Sarhan Akram Y, B Melhim Loai Kayed, Jemmali Mahdi, El Ayeb Faycel, Alharbi Hadeel, Banjar Ameen
Department of Information Technology, College of Computing and Information Technology at Khulis, University of Jeddah, Jeddah, Saudi Arabia.
Department of Health Information Management and Technology, College of Applied Medical Sciences, University of Hafr Al Batin, Hafr Al Batin, Saudi Arabia.
PeerJ Comput Sci. 2023 Oct 4;9:e1582. doi: 10.7717/peerj-cs.1582. eCollection 2023.
Logistics and sourcing management are core in any supply chain operation and are among the critical challenges facing any economy. The specialists classify transport operations and warehouse management as two of the biggest and costliest challenges in logistics and supply chain operations. Therefore, an effective warehouse management system is a legend to the success of timely delivery of products and the reduction of operational costs. The proposed scheme aims to discuss truck unloading operations problems. It focuses on cases where the number of warehouses is limited, and the number of trucks and the truck unloading time need to be manageable or unknown. The contribution of this article is to present a solution that: (i) enhances the efficiency of the supply chain process by reducing the overall time for the truck unloading problem; (ii) presents an intelligent metaheuristic warehouse management solution that uses dispatching rules, randomization, permutation, and iteration methods; (iii) proposes four heuristics to deal with the proposed problem; and (iv) measures the performance of the proposed solution using two uniform distribution classes with 480 trucks' unloading times instances.
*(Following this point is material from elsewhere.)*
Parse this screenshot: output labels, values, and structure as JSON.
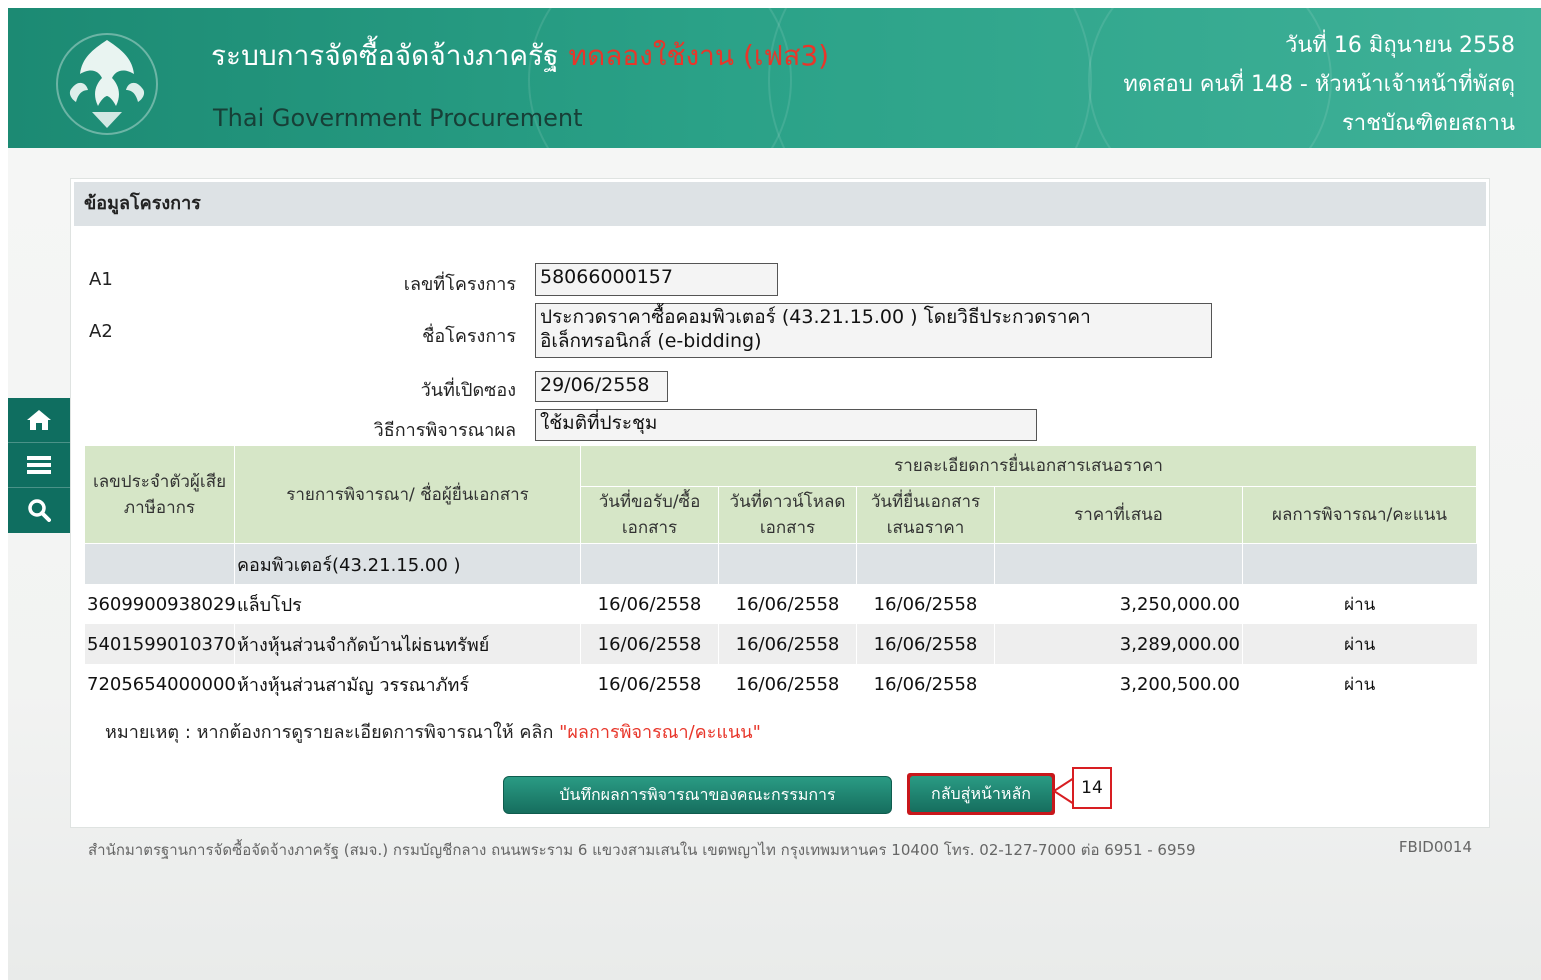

Our result shows that the best algorithm is , as it has a percentage of 78.7% of the used cases, an average gap of 0.001, and an average running time of 0.0053 s.
物流与采购管理是任何供应链运作的核心,也是任何经济体面临的关键挑战之一。专家们将运输业务和仓库管理列为物流与供应链运作中最大且成本最高的两项挑战。因此,一个有效的仓库管理系统是及时交付产品并降低运营成本取得成功的关键。所提出的方案旨在探讨卡车卸货作业问题。它关注仓库数量有限,且卡车数量和卡车卸货时间需要可控或未知的情况。本文的贡献在于提出一种解决方案,该方案:(i) 通过减少卡车卸货问题的总体时间来提高供应链流程的效率;(ii) 提出一种智能元启发式仓库管理解决方案,该方案使用调度规则、随机化、排列和迭代方法;(iii) 针对所提出的问题提出四种启发式方法;(iv) 使用两个具有480个卡车卸货时间实例的均匀分布类别来衡量所提出解决方案的性能。我们的结果表明,最佳算法是 ,因为在使用的案例中它占比78.7%,平均差距为0.001,平均运行时间为0.0053秒。